Health professionals in positions of leadership can get involved in the policy-making process-supporting comprehensive tobacco control measures that go beyond the availability of cessation to include smoke-free workplaces; increased taxation and prices of tobacco products; campaigns to prevent youth from taking up tobacco and funding for tobacco control programs. This leadership position can be exerted at the community, national, or global level. Health professionals can take small steps to address at least one issue at their own workplace (for example, promoting smoke-free environments) and, depending on their position, tackle larger policy and political task as the opportunity arises.
Tobacco-related problems and tobacco control cut across a vast range of health disciplines. Building alliances among the health professional associations in a vertical way will help synergize efforts, and obtain better outcomes from use of existing resources. Health professional associations in some countries in the SEA region have already taken the initiative to form coalitions at the national level to advance the tobacco control agenda. In Thailand, a Thai Health Professional Alliance against Tobacco, with 17 allies from medical, nursing, traditional medicine and other health professional organizations, is working in a concerted manner toward promoting tobacco control.

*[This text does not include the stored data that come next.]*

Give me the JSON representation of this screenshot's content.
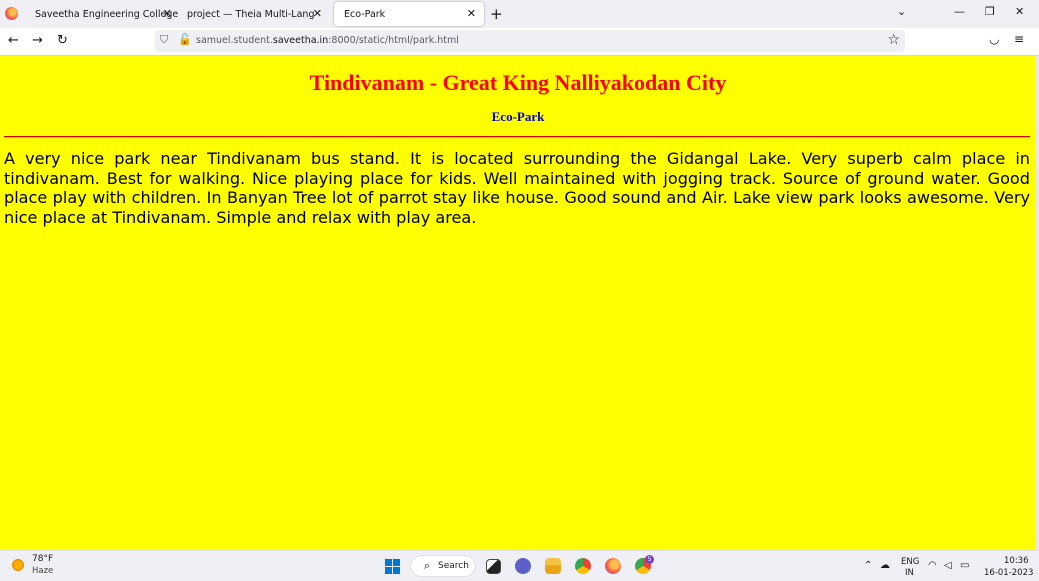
{
  "browser": {
    "tabs": [
      {
        "label": "Saveetha Engineering College"
      },
      {
        "label": "project — Theia Multi-Language Ex"
      },
      {
        "label": "Eco-Park"
      }
    ],
    "url_prefix": "samuel.student.",
    "url_domain": "saveetha.in",
    "url_suffix": ":8000/static/html/park.html"
  },
  "page": {
    "title": "Tindivanam - Great King Nalliyakodan City",
    "subtitle": "Eco-Park",
    "description": "A very nice park near Tindivanam bus stand. It is located surrounding the Gidangal Lake. Very superb calm place in tindivanam. Best for walking. Nice playing place for kids. Well maintained with jogging track. Source of ground water. Good place play with children. In Banyan Tree lot of parrot stay like house. Good sound and Air. Lake view park looks awesome. Very nice place at Tindivanam. Simple and relax with play area.",
    "colors": {
      "background": "#ffff00",
      "title": "#ff0000",
      "subtitle": "#0000c0"
    }
  },
  "taskbar": {
    "weather_temp": "78°F",
    "weather_cond": "Haze",
    "search_label": "Search",
    "lang_top": "ENG",
    "lang_bottom": "IN",
    "time": "10:36",
    "date": "16-01-2023",
    "notification_count": "5"
  }
}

Thus, adoption of a variety of strategic approaches  involving structural/institutional interventions such as creation of tobacco-free hospitals and provision of insurance coverage for cessation services, practice-level strategies such as inclusion of tobacco cessation training in expected competency measures as well as in continuing education of health professionals, and promoting collaboration and synergy between the professionals from different disciplines will foster a positive environment for tobacco control in the national health system.